Mais, depuis 2012, c’est Saint-Étienne Métropole (SEM) qui la gère. « Tout se passe au niveau de SEM qui a la compétence en matière d’habitat maintenant. De plus, les décisions concernant ces terrains sont prises dans le cadre du schéma départemental d’accueil piloté par le sous-préfet de Roanne, qui est notre interlocuteur. Le dernier schéma couvrait la période 2013-2018. Le prochain est en discussion. Toutes les aires ne sont pas occupées. Il faut faire des adaptations », précise le maire Hervé Reynaud qui avoue avoir formulé des demandes spécifiques pour Saint-Chamond parce que « notre aire présente quelques particularités. »

Hervé Reynaud, maire de Saint-Chamond, explique : « Les occupants paient un loyer, comme tout un locataire ».
Photo Progrès/Frédéric CHAMBERT

Première originalité, le terrain appartient à Saint-Chamond mais est situé dans la commune voisine de Saint-Paul-en-Jarez qui doit donc être consultée avant d’engager des travaux. Pas de désaccord entre les deux localités, la mairie couramiaude a pu aménager le terrain comme elle l’entendait.

Deuxième particularité, les gens du voyage Saint-Chamonais sont pratiquement tous sédentarisés. Les enfants sont scolarisés dans les établissements de la ville et les parents ont une activité professionnelle.

Les travaux d’aménagement pourraient alors commencer début 2020

« Les occupants paient un loyer, comme tout un locataire, à la société Soliha mais ils n’ont pas droit à certaines aides comme les APL (Aide personnalisée au logement) », précise l’édile qui souligne « le site est bien entretenu. Il n’y a pas de dégradation. Nous n’avons pas de problème. »

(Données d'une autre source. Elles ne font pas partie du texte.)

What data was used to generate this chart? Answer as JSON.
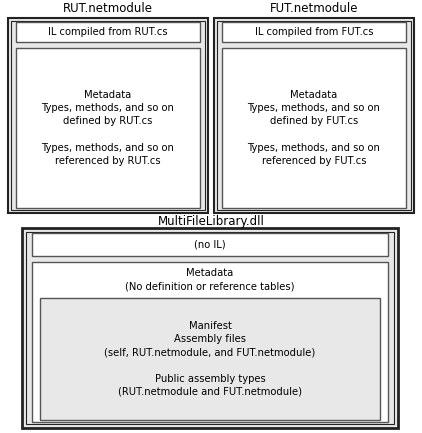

Pour les voyageurs, qui ne feront que passer par Saint Chamond, le maire envisage donc de créer six  places sur le terrain voisin. Saint-Étienne Métropole a accepté l’idée à condition que ce soit un « terrain familial public. » Reste à obtenir l’accord définitif. L’édile l’espère pour la fin de l’année.

Les travaux d’aménagement pourraient alors commencer début 2020 et s’étaleraient sur trois  mois. Coût estimé : 135 000 euros pour lesquels une subvention serait possible.